If you thought that the Canon 1200mm is big, wait till you see what the ESO (European South Observatory) used to capture two galaxies collide.
Turns out that if you have the means you can use another galaxy as a lens in a process called gravitational lensing. A gravitational lens is a big (I mean galaxy-big) object in space, when a celestial object aligned behind it, it acts as a lens, bending the light that goes around it, creating a defacto lens.
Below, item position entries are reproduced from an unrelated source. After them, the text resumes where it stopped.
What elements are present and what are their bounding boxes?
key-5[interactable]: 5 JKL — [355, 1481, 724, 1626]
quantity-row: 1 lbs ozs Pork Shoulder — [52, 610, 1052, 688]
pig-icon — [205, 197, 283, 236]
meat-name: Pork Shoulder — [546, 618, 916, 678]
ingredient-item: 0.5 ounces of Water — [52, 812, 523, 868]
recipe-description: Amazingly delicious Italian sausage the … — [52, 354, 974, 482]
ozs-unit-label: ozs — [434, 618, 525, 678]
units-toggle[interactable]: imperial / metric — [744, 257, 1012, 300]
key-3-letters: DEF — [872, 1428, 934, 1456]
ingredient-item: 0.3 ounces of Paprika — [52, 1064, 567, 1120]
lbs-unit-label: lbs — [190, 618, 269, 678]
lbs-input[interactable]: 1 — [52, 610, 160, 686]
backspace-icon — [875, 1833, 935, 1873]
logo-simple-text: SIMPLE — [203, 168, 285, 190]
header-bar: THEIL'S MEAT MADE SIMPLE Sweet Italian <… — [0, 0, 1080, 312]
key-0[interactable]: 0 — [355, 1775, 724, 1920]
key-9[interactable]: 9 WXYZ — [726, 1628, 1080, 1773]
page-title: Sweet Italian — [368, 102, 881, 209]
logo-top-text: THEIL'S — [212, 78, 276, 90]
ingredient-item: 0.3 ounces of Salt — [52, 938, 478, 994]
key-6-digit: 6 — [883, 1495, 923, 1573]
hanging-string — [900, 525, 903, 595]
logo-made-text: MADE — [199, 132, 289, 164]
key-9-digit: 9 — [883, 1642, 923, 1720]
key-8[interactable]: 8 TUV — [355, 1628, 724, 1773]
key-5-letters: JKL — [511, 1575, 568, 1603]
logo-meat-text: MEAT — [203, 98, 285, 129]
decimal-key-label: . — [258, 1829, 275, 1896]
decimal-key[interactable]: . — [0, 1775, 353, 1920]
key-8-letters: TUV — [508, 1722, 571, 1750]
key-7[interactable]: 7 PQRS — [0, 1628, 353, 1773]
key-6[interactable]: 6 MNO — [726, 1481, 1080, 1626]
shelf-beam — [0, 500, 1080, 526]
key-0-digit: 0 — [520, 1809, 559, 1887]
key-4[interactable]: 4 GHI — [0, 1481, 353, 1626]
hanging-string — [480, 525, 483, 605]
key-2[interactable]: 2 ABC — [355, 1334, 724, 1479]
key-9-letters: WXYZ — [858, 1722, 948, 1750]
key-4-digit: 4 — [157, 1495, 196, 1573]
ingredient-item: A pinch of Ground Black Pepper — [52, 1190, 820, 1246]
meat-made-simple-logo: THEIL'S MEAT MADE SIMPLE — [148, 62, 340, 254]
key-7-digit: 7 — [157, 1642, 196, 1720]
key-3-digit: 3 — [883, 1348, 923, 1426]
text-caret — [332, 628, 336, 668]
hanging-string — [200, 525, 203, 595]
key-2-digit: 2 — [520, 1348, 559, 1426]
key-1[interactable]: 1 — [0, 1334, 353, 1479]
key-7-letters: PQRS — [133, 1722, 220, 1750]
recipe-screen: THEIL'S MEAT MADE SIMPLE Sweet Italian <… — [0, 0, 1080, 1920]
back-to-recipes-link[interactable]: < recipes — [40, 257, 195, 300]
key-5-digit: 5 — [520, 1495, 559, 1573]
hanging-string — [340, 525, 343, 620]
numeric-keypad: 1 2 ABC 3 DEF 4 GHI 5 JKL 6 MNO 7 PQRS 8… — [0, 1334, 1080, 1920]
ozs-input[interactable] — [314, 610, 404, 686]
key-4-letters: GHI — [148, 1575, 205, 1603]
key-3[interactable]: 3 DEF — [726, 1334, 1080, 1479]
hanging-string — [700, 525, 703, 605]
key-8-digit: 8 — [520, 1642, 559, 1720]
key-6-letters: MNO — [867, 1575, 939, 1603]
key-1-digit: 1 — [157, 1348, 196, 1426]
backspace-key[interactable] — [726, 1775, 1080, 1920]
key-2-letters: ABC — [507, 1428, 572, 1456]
It just so happens that stars have aligned (pun alert) in a way that provides this magnifying view on a galaxy collision that happened 7 billion years ago. Yup, the universe was only half its age when it happened – practically a toddler. It’s called H1429-0028. Catchy, right? Apparently, although very faint in visible light pictures, it is among the brightest gravitationally lensed objects in the far-infrared regime found so far.

gravitational lensing
Don’t go out to the back yard trying to see this magnificent event though, it is invisible to the human eye. It took data combined from the Hubble Space Telescope, ALMA, the Keck Observatory, the Karl Jansky Very Large Array (JVLA) and a few more to gather enough light and info to create this image.
If you want to understand gravitational lensing better, here is an illustration zooming into the collision and showing how the lens works.
[Best View Yet of Merging Galaxies in Distant Universe]
P.S. if you (or your kids) were wondering how stars are made, H1429-0028 turns more than 400 times the mass of the Sun of gas into new stars each year.